[pgpool-hackers: 2429] Re: Load balancing with synchronous replication

Wed Jul 5 13:40:59 JST 2017

On Wed, Jul 5, 2017 at 3:47 PM, Tatsuo Ishii <ishii at sraoss.co.jp> wrote:
>> Right.  With the current synchronous_replay patch you could look for
>> pg_stat_replication.sync_replay = 'available'.  The trouble is that it
>> may be out of date, so you could still hit 40P02.  We'd need to decide
>> how to handle that too.
>
> The 40P02 error always returned? I thought there's a GUC to turn off
> the error.

With the synchronous_replay patch, the new error 40P02 can only be
raised on standby servers when the new GUC synchronous_replay is set
to on, so users have to activate this behaviour explicitly.  The error
is raised if the primary thinks that your standby is too slow, so it
doesn't want to wait for it to apply anymore when committing.  In that
case you will see sync_replay = 'unavailable' in the primary server's
pg_stat_replication view for that standby server.  If the standby
server catches up again, then it will switch back to 'available' in
the primary's pg_stat_replication view and the error will stop
happening.  You get the error whenever pg_stat_replication.replay_lag
> synchronous_replay_max_lag (another new GUC introduced by my match).
The replicas with sync_replay = 'available' are the set of replicas
that can currently handle queries with synchronous_replay = on without
raising error 40P02 *at that instant*, but of course that set might
change 0.7 milliseconds later.

Note that the GUC synchronous_replay does two different things: in a
committing write transaction it waits for the current set of
'available' standbys to apply the transaction or stop being
'available', and in a read-only standby transaction it checks that
this standby is currently 'available'.  Together those behaviours
create a useful guarantee about data visibility.

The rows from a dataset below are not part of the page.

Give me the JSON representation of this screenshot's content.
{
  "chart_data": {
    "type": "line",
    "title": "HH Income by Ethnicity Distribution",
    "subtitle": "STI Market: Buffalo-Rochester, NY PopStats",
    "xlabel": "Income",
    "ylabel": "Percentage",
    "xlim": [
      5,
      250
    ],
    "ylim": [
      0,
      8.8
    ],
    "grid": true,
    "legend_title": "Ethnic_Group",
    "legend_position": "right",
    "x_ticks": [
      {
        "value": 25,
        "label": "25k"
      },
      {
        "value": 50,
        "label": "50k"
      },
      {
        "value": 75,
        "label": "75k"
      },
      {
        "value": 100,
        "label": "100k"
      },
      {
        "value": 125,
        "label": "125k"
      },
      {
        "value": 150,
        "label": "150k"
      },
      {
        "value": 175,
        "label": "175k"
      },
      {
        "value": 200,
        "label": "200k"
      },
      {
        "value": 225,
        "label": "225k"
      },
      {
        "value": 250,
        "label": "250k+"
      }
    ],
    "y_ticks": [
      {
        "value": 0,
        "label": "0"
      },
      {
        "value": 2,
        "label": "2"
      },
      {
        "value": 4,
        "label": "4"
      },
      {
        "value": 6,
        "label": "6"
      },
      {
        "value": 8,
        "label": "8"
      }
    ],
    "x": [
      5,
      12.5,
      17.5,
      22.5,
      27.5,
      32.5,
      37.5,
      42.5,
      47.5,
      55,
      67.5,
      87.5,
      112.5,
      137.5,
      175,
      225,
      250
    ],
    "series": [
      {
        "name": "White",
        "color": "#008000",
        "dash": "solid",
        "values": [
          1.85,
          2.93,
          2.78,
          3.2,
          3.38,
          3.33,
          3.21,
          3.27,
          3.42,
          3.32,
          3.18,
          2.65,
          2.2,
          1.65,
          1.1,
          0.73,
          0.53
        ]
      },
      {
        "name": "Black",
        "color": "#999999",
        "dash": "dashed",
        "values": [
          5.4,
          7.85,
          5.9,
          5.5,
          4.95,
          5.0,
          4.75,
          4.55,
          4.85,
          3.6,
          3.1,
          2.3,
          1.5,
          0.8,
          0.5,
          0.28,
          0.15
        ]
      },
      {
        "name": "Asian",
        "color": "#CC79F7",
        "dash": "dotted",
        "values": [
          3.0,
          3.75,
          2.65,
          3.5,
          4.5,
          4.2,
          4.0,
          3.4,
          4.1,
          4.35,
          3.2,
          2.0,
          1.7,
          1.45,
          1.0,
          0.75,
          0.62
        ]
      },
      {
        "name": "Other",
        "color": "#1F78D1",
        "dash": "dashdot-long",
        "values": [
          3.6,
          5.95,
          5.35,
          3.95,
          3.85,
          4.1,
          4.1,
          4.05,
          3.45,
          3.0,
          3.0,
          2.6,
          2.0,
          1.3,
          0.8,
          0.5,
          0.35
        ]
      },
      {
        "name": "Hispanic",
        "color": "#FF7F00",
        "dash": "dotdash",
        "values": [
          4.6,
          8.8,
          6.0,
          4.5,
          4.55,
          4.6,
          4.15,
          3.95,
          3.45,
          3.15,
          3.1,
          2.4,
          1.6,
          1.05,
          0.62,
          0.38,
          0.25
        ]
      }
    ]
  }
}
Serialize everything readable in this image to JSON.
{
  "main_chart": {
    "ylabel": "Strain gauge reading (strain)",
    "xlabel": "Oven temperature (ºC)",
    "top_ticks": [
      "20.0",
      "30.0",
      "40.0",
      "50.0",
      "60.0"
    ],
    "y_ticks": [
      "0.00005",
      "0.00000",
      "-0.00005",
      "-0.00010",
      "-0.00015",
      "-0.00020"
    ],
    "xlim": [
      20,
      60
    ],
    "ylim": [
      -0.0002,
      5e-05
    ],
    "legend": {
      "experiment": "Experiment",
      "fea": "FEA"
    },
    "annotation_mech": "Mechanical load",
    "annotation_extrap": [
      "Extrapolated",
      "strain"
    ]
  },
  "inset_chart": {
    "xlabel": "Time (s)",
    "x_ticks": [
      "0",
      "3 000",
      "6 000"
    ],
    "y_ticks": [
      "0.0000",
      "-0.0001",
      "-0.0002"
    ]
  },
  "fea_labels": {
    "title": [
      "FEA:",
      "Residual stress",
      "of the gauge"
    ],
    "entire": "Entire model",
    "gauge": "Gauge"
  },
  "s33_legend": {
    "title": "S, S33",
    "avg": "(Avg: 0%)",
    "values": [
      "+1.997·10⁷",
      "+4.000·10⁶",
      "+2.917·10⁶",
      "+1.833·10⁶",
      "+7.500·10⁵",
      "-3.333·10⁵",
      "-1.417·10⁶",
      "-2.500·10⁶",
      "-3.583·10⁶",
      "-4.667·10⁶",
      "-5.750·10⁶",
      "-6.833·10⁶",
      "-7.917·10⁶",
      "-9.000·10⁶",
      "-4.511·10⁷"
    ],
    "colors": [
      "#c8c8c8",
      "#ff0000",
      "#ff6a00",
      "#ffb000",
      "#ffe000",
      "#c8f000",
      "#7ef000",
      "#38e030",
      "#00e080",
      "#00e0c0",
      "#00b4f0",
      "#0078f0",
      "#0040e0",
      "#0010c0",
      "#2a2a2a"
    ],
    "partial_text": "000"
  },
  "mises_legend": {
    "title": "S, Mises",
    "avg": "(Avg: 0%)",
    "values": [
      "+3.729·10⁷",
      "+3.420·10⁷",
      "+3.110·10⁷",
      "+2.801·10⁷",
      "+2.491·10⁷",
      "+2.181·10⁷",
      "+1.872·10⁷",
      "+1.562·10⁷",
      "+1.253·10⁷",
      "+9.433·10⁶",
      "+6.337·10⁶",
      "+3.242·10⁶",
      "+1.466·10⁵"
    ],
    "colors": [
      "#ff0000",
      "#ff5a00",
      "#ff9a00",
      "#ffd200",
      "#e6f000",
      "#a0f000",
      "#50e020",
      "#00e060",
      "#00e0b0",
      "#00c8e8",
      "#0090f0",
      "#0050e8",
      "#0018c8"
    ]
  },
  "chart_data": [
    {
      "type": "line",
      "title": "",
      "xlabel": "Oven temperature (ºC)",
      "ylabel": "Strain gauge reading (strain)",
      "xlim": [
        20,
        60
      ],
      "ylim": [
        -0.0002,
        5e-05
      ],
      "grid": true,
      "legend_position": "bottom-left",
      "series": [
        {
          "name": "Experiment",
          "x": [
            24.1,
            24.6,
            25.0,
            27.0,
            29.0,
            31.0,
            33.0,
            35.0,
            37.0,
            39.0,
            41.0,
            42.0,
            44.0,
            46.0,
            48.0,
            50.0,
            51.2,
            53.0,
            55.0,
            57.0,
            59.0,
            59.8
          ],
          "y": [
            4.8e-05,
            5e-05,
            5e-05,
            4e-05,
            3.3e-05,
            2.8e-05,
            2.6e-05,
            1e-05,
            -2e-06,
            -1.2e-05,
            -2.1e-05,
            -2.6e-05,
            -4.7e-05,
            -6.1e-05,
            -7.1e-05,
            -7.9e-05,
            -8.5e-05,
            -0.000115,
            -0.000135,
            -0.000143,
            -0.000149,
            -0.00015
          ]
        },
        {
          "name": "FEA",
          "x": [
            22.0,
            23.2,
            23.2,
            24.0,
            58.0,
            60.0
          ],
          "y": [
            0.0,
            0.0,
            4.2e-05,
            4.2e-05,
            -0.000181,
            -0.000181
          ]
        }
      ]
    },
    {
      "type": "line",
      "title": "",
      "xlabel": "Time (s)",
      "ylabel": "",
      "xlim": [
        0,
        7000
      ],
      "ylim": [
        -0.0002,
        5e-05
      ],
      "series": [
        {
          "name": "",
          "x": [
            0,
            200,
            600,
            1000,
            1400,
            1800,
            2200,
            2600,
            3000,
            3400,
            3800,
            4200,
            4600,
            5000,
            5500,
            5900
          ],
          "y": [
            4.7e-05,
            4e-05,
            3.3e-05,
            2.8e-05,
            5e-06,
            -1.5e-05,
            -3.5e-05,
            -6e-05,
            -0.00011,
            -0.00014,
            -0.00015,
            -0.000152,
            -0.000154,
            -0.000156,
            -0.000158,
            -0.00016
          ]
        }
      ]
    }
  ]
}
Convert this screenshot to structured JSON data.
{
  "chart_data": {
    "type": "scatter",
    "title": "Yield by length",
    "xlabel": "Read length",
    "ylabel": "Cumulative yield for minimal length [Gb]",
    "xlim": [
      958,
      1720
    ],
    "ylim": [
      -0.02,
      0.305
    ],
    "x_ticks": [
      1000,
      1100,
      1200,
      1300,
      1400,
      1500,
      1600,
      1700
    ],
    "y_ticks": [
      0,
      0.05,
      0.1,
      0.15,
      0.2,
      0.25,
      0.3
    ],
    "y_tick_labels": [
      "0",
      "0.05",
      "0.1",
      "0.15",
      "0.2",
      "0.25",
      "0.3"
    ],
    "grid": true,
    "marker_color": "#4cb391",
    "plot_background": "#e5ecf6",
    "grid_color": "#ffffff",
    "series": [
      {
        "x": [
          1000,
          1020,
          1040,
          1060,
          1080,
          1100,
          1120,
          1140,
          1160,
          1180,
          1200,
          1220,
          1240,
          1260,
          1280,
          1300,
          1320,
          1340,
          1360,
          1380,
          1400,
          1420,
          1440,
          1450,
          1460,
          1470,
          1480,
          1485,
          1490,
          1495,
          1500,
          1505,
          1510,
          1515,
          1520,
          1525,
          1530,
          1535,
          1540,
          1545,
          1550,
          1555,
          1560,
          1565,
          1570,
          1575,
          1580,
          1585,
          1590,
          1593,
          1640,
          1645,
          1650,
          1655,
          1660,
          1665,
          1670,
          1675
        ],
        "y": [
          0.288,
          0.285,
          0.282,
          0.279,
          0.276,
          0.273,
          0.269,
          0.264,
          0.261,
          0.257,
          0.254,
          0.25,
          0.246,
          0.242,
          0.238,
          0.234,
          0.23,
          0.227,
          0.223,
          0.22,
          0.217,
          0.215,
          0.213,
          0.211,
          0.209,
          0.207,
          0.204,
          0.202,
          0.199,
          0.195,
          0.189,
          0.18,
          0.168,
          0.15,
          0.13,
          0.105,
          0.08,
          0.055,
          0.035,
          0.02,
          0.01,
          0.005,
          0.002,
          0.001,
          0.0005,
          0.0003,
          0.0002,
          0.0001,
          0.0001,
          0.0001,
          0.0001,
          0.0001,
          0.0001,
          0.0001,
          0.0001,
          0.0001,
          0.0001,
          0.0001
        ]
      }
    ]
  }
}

The idea is: if you run a read-only transaction with
synchronous_replay = on, then you are guaranteed to see a write
transaction that committed and returned with synchronous_replay = on
before your query started OR get the new error.  There is no
possibility to see stale data.  The question is: how can we handle
this error automatically so the client application doesn't have to?

-- 
Thomas Munro
http://www.enterprisedb.com